Hudson Stahli line. the key is that is can be on the superior and inferior where as goars line is only in the inferior.
what is related to wilsons dz and shows as copper deposit in the posterior cornea? looks like arcus but is orangeish
kaiser fleischer ring. wilsons dz is lever cirrhosis.
what is it called when there are pigmented spokes radiating out into the cornea from the limbus usually at 4 and 8 oclock and usually in darker eyes.
deratomelanocytosis.
what is similar to pannus other than its color. this is more orange and is in the mid stroma
salmon patch
pigment granules at schwalbes line is called what?
sampaolesi's line.
orangish brown line at the leading edge of a pterygium.
stockers line.
what is the ICE stand for in ICE syndrome?
iridocorneal endothelial syndrome
is the ice syndrome usually unilateral or bilateral?
typically unilateral
The ice syndrome consists of three overlapping disorders what are they?what is the link b/t them all?

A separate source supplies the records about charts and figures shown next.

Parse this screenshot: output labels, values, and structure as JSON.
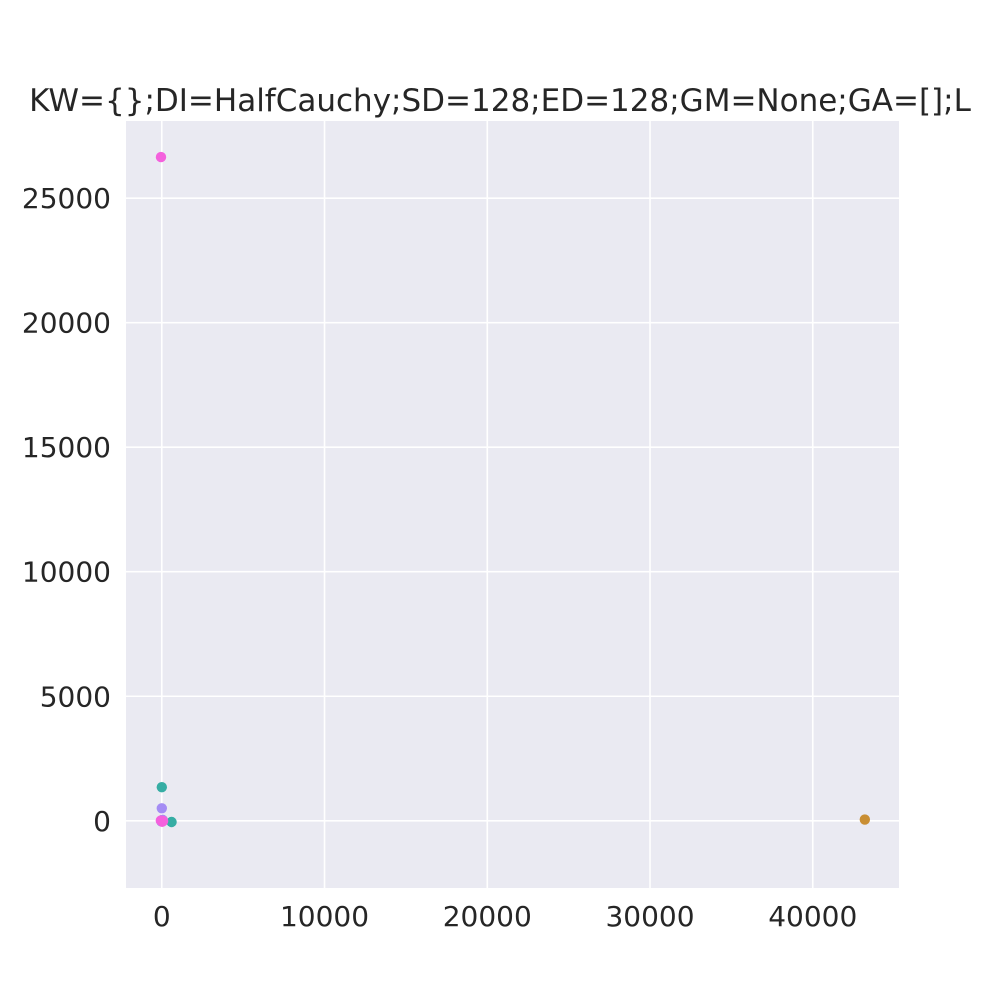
{
  "chart_data": {
    "type": "scatter",
    "title": "KW={};DI=HalfCauchy;SD=128;ED=128;GM=None;GA=[];L",
    "xlabel": "",
    "ylabel": "",
    "xlim": [
      -2200,
      45300
    ],
    "ylim": [
      -2700,
      28100
    ],
    "xticks": [
      0,
      10000,
      20000,
      30000,
      40000
    ],
    "yticks": [
      0,
      5000,
      10000,
      15000,
      20000,
      25000
    ],
    "xtick_labels": [
      "0",
      "10000",
      "20000",
      "30000",
      "40000"
    ],
    "ytick_labels": [
      "0",
      "5000",
      "10000",
      "15000",
      "20000",
      "25000"
    ],
    "grid": true,
    "legend": "none",
    "background_color": "#EAEAF2",
    "grid_color": "#FFFFFF",
    "points": [
      {
        "x": -50,
        "y": 26650,
        "color": "#F461DD"
      },
      {
        "x": 0,
        "y": 1350,
        "color": "#36ADA4"
      },
      {
        "x": 0,
        "y": 500,
        "color": "#A48CF4"
      },
      {
        "x": 600,
        "y": -50,
        "color": "#36ADA4"
      },
      {
        "x": 43200,
        "y": 50,
        "color": "#C98E33"
      },
      {
        "x": 0,
        "y": 0,
        "color": "#F77189"
      },
      {
        "x": 50,
        "y": 30,
        "color": "#50B131"
      },
      {
        "x": -30,
        "y": -20,
        "color": "#3BA3EC"
      },
      {
        "x": 40,
        "y": 40,
        "color": "#A48CF4"
      },
      {
        "x": 20,
        "y": -40,
        "color": "#F461DD"
      },
      {
        "x": -60,
        "y": 10,
        "color": "#F461DD"
      },
      {
        "x": 80,
        "y": -10,
        "color": "#F461DD"
      }
    ]
  }
}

chandler syndrome, cogan reese syndrome, progressive iris atrophy.
they all have abnormal corneal endothelium
what is abnormal about the endothelium in ICE syndrome?
the endo can migrate into the angle and cause an angle closure.
what are some of the objective signs that you will see with the ICE syndrome?
corectopia (malposition of the pupil)
pseudopolycoria (multiple pupils) in a previously normal pupil.
iris atrophy
corneal endothelial abnormalities (edema or fuch's)
ICE syndrome is associated with chandler, cogan reese syndrome, and progressive iris atrophy. which one consists of severe corneal changes, corneal edema, and the iris is normal or has mild atrophy?
chandler syndrome
ICE syndrome is associated with chandler, cogan reese syndrome, and progressive iris atrophy. which one consists of diffuse nevi (iris nodules), iris surface is matted looking, and 50% of the iris is atrophied (is that a word?)
cogan reese syndrome.
ICE syndrome is associated with chandler, cogan reese syndrome, and progressive iris atrophy. which one consists of severe iris changes, iris stromal atrophy, iris hole formation, pupil displacement towards area of synechiae
progressive iris atrophy
with all three ICE disorders what needs to be watched closely other than the endothelium?
pressures with progressive iris atrophy having the highest prevelance.